Durante o desenvolvimento das atividades interpretativas, os alunos não receberam
auxílio nas respostas, somente algumas reflexões e leitura de entrelinhas foram discutidas na
sala de aula e, imediatamente, a produção de texto a respeito de tudo o que havíamos
estudado/comentado/debatido foi proposta, com o intuito de levar os alunos à compreensão de
que há uma distinção entre decodificar um texto e interpretar um texto, pois é na
interpretação que o leitor expande sua leitura, permitindo que ocorra a ligação dos conteúdos
do texto com o seu conhecimento prévio (ou sua leitura de mundo).
A interpretação é a fase do processo de leitura onde o leitor utiliza sua capacidade
crítica, o momento que ele faz julgamentos sobre o que leu. Quando ocorre a interpretação, o
leitor expande seus conhecimentos e amplia suas informações, reformula seus conceitos e
esquemas sobre a temática do texto, indo além do que já há em sua bagagem cultural.
Uma questão feita pela professora, oralmente, desencadeou uma reflexão na turma: “E
você?
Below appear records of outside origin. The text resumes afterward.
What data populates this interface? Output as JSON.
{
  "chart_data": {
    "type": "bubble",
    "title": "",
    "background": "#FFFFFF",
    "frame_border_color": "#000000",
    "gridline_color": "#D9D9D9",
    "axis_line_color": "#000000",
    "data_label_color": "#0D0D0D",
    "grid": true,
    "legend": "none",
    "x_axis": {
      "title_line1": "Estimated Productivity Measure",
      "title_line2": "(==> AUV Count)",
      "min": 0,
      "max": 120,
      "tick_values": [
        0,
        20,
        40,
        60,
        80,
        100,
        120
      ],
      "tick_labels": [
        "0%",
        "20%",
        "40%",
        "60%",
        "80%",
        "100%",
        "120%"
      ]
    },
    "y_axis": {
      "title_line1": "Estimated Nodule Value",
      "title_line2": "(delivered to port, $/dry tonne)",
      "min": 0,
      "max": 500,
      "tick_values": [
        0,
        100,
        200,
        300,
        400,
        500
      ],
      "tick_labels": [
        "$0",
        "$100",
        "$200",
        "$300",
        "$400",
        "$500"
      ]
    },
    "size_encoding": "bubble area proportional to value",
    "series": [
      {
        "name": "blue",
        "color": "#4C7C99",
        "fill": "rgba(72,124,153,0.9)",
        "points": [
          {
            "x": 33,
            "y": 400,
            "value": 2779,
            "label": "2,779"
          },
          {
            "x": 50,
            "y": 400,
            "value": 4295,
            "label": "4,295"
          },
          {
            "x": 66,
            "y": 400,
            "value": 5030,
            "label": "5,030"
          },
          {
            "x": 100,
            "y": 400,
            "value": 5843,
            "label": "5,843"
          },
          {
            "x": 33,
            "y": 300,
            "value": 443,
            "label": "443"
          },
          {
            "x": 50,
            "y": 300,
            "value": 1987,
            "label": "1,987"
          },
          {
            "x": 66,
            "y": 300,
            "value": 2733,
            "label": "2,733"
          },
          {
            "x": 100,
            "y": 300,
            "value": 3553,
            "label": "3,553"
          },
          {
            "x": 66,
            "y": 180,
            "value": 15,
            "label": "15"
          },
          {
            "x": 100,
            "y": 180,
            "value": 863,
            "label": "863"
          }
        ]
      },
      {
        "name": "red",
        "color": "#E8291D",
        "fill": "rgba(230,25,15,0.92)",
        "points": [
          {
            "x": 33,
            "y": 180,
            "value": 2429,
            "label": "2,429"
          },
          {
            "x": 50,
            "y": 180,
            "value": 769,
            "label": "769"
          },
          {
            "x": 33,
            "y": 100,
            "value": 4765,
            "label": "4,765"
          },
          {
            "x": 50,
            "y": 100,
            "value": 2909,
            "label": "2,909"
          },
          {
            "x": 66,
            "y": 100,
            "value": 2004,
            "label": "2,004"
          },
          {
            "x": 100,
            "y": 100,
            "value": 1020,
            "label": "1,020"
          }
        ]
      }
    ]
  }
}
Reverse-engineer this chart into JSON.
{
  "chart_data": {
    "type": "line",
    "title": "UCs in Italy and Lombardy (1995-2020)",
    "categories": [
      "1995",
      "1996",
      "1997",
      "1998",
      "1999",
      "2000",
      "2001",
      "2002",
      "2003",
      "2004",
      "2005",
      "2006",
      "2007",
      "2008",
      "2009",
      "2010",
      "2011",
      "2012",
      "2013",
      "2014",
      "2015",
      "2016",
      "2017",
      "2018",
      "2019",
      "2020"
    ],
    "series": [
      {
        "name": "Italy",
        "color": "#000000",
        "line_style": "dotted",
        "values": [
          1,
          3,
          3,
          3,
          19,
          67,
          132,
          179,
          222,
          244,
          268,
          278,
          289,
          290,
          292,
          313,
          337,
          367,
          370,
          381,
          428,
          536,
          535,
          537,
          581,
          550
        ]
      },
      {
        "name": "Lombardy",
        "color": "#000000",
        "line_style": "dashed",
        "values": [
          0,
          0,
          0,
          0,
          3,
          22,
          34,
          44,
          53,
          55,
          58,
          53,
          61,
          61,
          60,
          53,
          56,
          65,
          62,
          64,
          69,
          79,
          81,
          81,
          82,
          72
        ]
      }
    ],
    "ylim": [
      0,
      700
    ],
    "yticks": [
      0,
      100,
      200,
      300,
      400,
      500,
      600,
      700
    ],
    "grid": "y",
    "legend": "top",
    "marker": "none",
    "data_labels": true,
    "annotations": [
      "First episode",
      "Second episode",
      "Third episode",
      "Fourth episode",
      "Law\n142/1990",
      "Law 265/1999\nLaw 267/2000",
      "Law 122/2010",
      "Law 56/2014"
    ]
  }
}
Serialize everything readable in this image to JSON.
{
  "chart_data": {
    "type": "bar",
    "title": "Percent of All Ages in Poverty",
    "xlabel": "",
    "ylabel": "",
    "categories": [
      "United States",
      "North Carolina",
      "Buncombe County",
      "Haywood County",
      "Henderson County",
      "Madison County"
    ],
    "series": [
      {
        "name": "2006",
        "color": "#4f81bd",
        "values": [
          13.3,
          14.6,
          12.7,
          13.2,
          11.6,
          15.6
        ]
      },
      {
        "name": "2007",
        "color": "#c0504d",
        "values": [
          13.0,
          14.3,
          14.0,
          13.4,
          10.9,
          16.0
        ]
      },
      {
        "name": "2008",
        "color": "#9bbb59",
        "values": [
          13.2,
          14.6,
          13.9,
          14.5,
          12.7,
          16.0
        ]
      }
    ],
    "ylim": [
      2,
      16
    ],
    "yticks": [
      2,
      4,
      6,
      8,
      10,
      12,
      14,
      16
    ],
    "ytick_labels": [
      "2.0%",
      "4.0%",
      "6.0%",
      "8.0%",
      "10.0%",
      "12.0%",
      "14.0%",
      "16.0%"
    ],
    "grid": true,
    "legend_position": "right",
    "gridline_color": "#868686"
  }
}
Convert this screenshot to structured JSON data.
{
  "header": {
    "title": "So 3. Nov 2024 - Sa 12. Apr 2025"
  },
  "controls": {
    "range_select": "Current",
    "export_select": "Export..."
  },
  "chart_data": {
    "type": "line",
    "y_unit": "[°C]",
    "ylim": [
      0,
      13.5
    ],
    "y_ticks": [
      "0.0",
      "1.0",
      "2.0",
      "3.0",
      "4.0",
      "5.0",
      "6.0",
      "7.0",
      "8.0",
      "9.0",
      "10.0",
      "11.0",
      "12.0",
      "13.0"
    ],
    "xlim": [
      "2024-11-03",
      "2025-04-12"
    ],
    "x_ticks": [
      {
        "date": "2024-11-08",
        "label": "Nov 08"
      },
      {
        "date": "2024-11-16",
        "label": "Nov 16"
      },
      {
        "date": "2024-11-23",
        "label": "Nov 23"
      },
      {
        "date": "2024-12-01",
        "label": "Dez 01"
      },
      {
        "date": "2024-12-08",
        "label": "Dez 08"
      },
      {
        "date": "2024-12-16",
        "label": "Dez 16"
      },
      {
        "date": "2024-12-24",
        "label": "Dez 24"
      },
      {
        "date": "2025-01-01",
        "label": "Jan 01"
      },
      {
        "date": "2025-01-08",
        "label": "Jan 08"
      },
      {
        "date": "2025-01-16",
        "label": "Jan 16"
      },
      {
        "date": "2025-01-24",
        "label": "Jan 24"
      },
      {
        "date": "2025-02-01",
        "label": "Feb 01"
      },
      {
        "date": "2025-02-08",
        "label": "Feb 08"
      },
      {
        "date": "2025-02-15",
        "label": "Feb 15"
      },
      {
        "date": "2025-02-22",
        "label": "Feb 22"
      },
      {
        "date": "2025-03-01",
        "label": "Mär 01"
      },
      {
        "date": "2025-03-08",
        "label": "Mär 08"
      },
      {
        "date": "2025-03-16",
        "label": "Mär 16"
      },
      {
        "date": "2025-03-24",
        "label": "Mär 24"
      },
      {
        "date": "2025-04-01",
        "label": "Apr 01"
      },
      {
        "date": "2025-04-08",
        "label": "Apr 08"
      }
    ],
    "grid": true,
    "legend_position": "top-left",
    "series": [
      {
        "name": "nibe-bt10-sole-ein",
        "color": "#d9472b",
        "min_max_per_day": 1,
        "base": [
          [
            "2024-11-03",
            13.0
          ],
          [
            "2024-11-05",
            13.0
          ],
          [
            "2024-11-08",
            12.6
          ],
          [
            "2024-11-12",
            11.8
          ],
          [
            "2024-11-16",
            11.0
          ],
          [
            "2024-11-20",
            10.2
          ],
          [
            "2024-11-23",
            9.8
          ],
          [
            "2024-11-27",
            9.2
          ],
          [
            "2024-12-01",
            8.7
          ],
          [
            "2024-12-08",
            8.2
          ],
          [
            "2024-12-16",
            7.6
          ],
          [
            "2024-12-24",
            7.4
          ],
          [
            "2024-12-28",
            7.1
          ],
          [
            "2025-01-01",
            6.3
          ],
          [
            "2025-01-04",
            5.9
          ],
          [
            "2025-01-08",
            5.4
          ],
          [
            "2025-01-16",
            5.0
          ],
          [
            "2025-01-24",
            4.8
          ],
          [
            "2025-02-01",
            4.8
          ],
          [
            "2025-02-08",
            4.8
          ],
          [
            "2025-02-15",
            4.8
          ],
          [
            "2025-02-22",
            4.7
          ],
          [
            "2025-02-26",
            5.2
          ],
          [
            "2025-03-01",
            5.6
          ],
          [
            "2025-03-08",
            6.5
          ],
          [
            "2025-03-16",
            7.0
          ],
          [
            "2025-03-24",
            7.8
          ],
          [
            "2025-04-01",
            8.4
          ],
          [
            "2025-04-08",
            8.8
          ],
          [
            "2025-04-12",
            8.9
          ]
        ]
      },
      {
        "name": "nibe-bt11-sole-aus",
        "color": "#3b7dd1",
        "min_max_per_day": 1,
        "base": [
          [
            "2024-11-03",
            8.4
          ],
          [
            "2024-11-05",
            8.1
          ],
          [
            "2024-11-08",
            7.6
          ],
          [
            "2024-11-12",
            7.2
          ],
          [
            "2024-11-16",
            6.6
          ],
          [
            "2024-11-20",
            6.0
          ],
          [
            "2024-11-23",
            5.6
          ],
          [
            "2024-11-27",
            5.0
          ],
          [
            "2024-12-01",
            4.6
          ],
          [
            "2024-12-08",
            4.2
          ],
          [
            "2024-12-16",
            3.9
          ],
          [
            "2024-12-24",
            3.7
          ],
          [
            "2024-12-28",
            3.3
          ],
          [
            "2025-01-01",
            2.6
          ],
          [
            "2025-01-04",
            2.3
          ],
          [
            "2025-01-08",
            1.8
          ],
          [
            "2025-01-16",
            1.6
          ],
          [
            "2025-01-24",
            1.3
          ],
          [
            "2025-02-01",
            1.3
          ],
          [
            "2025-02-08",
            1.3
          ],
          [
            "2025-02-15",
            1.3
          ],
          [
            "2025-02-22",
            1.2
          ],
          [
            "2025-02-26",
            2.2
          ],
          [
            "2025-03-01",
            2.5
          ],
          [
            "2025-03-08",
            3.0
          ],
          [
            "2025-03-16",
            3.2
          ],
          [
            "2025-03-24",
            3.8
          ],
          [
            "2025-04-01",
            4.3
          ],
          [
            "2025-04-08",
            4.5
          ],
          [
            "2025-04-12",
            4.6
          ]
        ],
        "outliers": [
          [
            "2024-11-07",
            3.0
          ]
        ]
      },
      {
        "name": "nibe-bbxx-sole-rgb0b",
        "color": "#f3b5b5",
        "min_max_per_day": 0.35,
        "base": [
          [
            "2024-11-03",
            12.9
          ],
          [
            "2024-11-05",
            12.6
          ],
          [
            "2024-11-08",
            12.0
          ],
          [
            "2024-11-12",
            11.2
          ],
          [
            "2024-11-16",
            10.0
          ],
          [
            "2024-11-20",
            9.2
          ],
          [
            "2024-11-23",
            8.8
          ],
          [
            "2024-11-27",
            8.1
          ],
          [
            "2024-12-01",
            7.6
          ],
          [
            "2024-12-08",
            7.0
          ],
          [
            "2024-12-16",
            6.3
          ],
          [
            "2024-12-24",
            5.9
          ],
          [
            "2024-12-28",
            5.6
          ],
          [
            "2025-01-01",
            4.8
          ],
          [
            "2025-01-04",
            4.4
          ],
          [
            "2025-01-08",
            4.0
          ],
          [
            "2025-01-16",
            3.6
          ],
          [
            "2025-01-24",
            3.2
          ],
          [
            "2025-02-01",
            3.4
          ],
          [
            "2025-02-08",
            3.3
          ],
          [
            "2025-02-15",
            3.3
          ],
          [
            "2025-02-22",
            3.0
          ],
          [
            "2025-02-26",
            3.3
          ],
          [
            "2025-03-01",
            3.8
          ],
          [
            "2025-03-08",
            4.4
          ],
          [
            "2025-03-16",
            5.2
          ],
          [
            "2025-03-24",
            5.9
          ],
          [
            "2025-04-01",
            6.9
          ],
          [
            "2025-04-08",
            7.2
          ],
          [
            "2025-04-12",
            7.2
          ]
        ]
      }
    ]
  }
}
Gostaria de ser o (a) gatinho (a) do apartamento ou da rua?” Cada aluno posicionou-
se perante as respostas dos demais e, individualmente, produziram (a partir de toda essa
análise e reflexão) um texto narrativo, contando o desfecho da história da gatinha da canção.
2.3.4 A retenção
Nessa última etapa, o aluno deve ser capaz de reter as informações trabalhadas nas
etapas anteriores e aplicá-las: fazendo analogias, comparações, reconhecendo o sentido de
linguagens figuradas ou subtendidas, e o principal, aplicar em outros contextos refletindo
sobre a importância do que foi lido fazendo um paralelo com seu cotidiano, aprendendo com
isso, a fazer suas próprias análises críticas.